His proposed cuts in federal payments would hit hospitals more directly than doctors, but physicians will be affected by virtually every change that Congress eventually agrees to. Many medical professionals are not yet convinced Obama's overhaul is the best for their care or their pocketbooks.
Broadly, the AMA supports a health care "reform" -- a term that changes its definition based on who is speaking -- although the specifics remain unclear.
In a statement welcoming Obama, AMA president Dr. Nancy Nielsen said the medical profession wants to "reduce unnecessary costs by focusing on quality improvements, such as developing best practices for care and improving medication reconciliation."
She also said doctors need greater protection from malpractice lawsuits and antitrust restrictions.
Many congressional Republicans, insurance groups and others oppose Obama's bid for a government-run health insurance program that would compete with private companies. On Sunday, Senate Republican leader Mitch McConnell described a government plan as a "nonstarter."
"There are a whole lot of other things we can agree to do on a bipartisan basis that will dramatically improve our system," McConnell said.

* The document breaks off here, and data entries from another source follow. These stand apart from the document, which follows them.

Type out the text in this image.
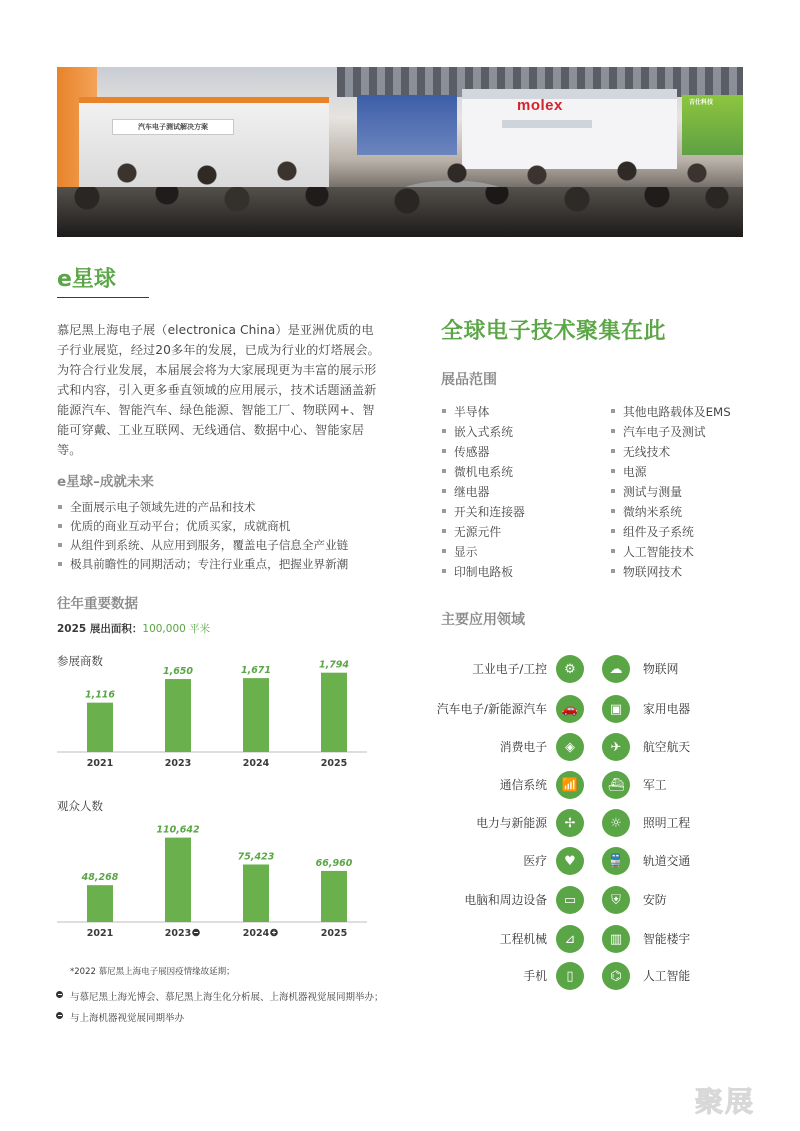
汽车电子测试解决方案
molex	吉仕科技
e星球
慕尼黑上海电子展（electronica China）是亚洲优质的电子行业展览，经过20多年的发展，已成为行业的灯塔展会。为符合行业发展，本届展会将为大家展现更为丰富的展示形式和内容，引入更多垂直领域的应用展示，技术话题涵盖新能源汽车、智能汽车、绿色能源、智能工厂、物联网+、智能可穿戴、工业互联网、无线通信、数据中心、智能家居等。
e星球–成就未来
全面展示电子领域先进的产品和技术
优质的商业互动平台；优质买家，成就商机
从组件到系统、从应用到服务，覆盖电子信息全产业链
极具前瞻性的同期活动；专注行业重点，把握业界新潮
往年重要数据
2025 展出面积：100,000 平米
参展商数
1,116
2021
1,650
2023
1,671
2024
1,794
2025
观众人数
48,268
2021
110,642
2023
75,423
2024
66,960
2025
*2022 慕尼黑上海电子展因疫情缘故延期；
与慕尼黑上海光博会、慕尼黑上海生化分析展、上海机器视觉展同期举办；
与上海机器视觉展同期举办
全球电子技术聚集在此
展品范围
半导体
嵌入式系统
传感器
微机电系统
继电器
开关和连接器
无源元件
显示
印制电路板
其他电路载体及EMS
汽车电子及测试
无线技术
电源
测试与测量
微纳米系统
组件及子系统
人工智能技术
物联网技术
主要应用领域
工业电子/工控	⚙	☁	物联网
汽车电子/新能源汽车	🚗	▣	家用电器
消费电子	◈	✈	航空航天
通信系统	📶	⛴	军工
电力与新能源	✢	☼	照明工程
医疗	♥	🚆	轨道交通
电脑和周边设备	▭	⛨	安防
工程机械	⊿	▥	智能楼宇
手机	▯	⌬	人工智能
聚展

To that end, lawmakers were considering a possible compromise that involved a cooperative program that would enjoy taxpayer support without direct governmental control. The concessions could be the smoothest way to deliver the bipartisan health care legislation the administration seeks by its self-imposed August deadline, officials said.
"There is no one-size-fits-all idea," Health and Human Services Secretary Kathleen Sebelius said Sunday on cable network CNN.
"The president has said, 'These are the kinds of goals I'm after: lowering costs, covering all Americans, higher-quality care.' And around those goals, there are lots of ways to get there."
Momentum might be on Obama's side. Aaron Carroll, an Indiana University medical professor who has surveyed doctors' views on U.S. health care delivery, said 59 percent "favor government legislation to establish national health insurance," an increase over a previous poll's finding.
He noted that many doctors are not AMA members, and therefore the association's views should not be overrated.